Weirdly enough, this time last year, more than twice as many invalids beneficiaries were working and declaring income than sickness beneficaries. These are people who are working and at the same time are declared by WINZ nominated doctors as unfit for any type of work for at least two years. for more than 15 hours a week.

Finally the Household Labour force put Maori Youth unemployment at 14.1 percent. That doesnt worry Ruth Dyson at all because she probably thinks most of them are students.




Blogger Lindsay Mitchell said...


There will be invalid beneficiaries with intellectual disabilities who are also in employment through sheltered workshops. Permanently disabled people are often capable of part-time work.

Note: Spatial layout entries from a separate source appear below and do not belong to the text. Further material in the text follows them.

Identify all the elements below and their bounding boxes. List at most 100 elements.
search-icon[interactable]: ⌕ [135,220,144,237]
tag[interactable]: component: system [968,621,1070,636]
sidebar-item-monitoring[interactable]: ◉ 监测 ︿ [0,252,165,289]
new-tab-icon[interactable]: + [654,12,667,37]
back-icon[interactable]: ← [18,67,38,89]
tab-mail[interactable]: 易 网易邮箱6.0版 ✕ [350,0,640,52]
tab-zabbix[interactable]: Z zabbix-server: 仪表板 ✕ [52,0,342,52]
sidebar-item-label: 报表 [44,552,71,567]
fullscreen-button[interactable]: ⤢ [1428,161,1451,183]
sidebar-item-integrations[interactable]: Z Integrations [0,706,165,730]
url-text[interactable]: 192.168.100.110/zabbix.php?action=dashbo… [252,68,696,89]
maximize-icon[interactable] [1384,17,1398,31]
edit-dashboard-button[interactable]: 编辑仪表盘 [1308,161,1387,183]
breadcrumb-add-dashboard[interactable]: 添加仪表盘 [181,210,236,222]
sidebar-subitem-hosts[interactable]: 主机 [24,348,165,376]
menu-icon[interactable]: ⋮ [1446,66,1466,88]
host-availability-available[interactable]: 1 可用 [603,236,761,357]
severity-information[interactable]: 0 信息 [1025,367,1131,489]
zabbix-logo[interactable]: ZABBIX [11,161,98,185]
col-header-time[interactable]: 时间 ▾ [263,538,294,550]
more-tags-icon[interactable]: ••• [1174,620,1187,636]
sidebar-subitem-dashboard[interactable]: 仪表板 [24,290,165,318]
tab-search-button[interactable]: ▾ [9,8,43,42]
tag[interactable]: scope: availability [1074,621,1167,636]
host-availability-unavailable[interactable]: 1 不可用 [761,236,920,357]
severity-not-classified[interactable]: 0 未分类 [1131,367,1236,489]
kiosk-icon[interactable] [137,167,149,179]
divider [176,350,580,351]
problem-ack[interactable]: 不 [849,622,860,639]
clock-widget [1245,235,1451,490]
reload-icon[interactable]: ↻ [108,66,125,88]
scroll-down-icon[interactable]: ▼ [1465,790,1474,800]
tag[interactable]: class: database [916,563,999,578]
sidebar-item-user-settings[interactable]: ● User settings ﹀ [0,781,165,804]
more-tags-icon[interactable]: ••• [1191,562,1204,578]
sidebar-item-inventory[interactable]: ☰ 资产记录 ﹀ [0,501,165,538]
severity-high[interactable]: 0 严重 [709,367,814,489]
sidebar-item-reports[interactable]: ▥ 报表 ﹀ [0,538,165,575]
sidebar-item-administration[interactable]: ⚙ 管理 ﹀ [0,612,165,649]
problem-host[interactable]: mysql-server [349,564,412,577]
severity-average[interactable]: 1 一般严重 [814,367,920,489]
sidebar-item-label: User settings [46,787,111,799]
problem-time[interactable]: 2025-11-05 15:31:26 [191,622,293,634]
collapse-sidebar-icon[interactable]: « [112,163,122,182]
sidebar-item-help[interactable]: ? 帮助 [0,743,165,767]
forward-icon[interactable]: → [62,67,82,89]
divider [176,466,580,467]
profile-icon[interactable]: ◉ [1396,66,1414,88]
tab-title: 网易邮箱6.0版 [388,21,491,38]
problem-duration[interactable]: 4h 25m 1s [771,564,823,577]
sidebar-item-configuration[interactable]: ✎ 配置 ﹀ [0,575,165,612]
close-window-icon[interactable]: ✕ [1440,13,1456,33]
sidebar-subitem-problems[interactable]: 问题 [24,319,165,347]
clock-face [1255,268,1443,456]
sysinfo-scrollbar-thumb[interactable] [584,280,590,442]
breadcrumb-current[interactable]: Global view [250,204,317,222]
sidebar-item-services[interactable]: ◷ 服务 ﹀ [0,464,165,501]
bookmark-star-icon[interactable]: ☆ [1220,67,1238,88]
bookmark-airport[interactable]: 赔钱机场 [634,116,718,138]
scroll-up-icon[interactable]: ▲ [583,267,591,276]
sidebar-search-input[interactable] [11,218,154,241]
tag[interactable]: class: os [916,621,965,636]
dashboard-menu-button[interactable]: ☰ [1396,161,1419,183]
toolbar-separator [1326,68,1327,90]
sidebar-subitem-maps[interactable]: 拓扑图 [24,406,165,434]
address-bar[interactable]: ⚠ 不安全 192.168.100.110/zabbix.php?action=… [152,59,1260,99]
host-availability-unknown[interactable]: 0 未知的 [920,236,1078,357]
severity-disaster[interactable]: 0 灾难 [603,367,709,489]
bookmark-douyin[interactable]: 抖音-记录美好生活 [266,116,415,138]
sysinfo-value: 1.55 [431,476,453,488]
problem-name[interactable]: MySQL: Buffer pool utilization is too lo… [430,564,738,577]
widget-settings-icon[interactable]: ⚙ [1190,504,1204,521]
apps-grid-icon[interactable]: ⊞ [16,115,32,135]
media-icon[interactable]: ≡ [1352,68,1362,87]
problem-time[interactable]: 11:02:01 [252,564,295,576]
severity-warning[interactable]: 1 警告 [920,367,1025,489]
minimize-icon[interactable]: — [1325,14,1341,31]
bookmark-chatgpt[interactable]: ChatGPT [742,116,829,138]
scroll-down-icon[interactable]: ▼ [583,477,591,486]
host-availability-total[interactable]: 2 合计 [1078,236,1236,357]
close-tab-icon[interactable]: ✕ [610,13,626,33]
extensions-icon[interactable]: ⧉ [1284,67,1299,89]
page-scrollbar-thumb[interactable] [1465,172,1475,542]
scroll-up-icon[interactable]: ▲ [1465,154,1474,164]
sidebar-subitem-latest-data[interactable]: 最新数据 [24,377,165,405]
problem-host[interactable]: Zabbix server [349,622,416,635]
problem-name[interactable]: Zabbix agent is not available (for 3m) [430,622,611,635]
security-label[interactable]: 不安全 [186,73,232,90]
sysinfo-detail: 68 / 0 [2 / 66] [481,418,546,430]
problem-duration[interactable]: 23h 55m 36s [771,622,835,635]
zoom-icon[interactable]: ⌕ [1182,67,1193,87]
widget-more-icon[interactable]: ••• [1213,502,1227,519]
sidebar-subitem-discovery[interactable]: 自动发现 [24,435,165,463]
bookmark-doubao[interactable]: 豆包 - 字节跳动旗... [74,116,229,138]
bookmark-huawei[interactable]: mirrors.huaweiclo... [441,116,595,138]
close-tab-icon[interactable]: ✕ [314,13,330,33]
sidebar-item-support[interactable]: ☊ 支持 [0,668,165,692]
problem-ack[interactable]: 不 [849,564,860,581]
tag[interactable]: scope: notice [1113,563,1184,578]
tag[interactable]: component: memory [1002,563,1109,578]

The factsheets show that 14.4 pecent of IB recipients had current earnings declarations.

From WINZ; "If your condition allows you can work when you get an Invalid’s Benefit, but talk it over with your Case Manager and doctor first.

You can trial working 15 or more hours per week for an agreed period of up to six months and still qualify for your Invalid’s Benefit. "

The abatement rates are the same as for the DPB.

You have said IB recipients are not supposed to be able to work on a number of occasions.